Thursday, October 06, 2005

Shavkat Loses His Job

Today Shavkat went to work and was told that since his geological company hasn’t found any gold in the area, there will be no major operations in the near future. He was told to consider himself free until spring.

So not only does he lose his $150 a month salary, they are losing the $180 a month I pay them. Together, that’s a tough hit. But now Shavkat is fully in support of Nigora’s new business venture.

“He doesn’t think it’s very likely I’ll have much success though,” she said. “He’s not very respectful of trade. He’s spent all his life working with tourists, alpinists and geologists and has become a sort of wild person.”

Today they spoke to the person who owns the land in an area where they are interested in selling and tomorrow he will show them a good spot.

Tonight for dinner we had a wonderful Uzbek corn soup, with little cobs of unsweet maize inserted in the soup, together with corn kernels, potatoes and small chunks of meat. That was followed by a late season watermelon that I brought home. We sat out on the porch, people coming and eating whenever they arrived. Together, we caught up on each other’s news and listened to the sound of the mosque calling worshippers to prayer from far off in the dark sky. I’m really going to miss those moments.


We’re now in the third day of Ramadan. I don’t notice it so much since I’m not fasting this year. I thought it started on the 5th of the month and it turns out it started on the 4th.

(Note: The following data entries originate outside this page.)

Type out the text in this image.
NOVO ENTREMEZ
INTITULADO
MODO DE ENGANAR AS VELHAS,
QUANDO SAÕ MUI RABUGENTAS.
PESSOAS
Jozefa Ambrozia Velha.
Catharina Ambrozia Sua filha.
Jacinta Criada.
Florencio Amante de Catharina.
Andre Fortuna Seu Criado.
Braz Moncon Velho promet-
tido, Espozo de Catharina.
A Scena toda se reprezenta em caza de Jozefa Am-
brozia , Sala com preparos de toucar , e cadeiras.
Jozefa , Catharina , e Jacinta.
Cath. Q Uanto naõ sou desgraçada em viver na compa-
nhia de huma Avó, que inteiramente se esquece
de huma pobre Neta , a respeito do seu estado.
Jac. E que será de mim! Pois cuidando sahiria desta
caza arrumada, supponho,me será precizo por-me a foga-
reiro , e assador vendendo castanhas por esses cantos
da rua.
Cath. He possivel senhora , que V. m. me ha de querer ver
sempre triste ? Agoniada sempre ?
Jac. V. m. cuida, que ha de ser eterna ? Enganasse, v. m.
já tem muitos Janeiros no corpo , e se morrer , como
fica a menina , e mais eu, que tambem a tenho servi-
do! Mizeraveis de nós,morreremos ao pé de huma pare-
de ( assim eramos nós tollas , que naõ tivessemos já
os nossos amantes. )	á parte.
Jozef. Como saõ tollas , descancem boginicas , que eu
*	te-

Nigora held the fast for one day. She said that the neighbor women were all planning to fast and were having a contest to see who could lose the most weight. Faruh also lasted for one day. Shavkat bragged about how he could go nine days without eating, but didn’t last a single day on the fast. No one at work is fasting.

There seem to be a less buyers at the food market during the day and I try to not eat conspicuously out in the open in the day. But other than that, it hasn’t had much impact on my life here.


Today I got home with the police officer/taxi driver who has taken me home several times before. I came right out aerobics into the taxi in my shorts, which I know is culturally borderline, but I’m too lazy to change back into pants just for the ride back home.

Obviously, this driver hadn’t had many passengers in short shorts before and he asked all kinds of questions about aerobics and what type of body I thought was attractive. Then he said, “You should be careful. Someone could steal you.”

“That’s illegal,” I said. “It’s against the laws of Kyrgyzstan. You’re a policeman. You know the laws.”

“Yes, but it happens.”

“Do people ever come in and complain about a kidnapping?” I asked.

“Yes.”

“Do you help them?”

“Yes.”

“What do you do?”

“First we listen to the situation and try to understand what happened.”

“Does it ever happen that you put a man in jail for kidnapping a woman?”

“Yes.”

“How often?”

“Not very. If people fight the case through the end, it’s possible to put someone in jail. But usually people don’t follow it through until the end and it’s very rare for someone to end up in jail.”

There are several reasons for this. A big one, I’d guess, is pressure from family members and neighbors who think kidnapping is OK. Another, I would venture, is the unsupportive atmosphere they are likely to receive among the almost all male police force, many of whom accept kidnapping as a local tradition.


Today as I left aerobics, I walked by the wrestlers and was surprised to see at least three girls there. Two had their arms locked together and were busy trying to throw each other on the mat.


This morning as I biked to work, I saw a boy on a donkey carrying a large cart load of hay. A foreign car was behind him on the narrow road and was unable to pass the donkey. So, instead of accepting the situation and waiting a bit, the car pulled right behind the cart and honked several times, as if the boy could make the donkey go faster. I realized that I’d be unlikely to see many scenes that day in a typical day in Bishkek.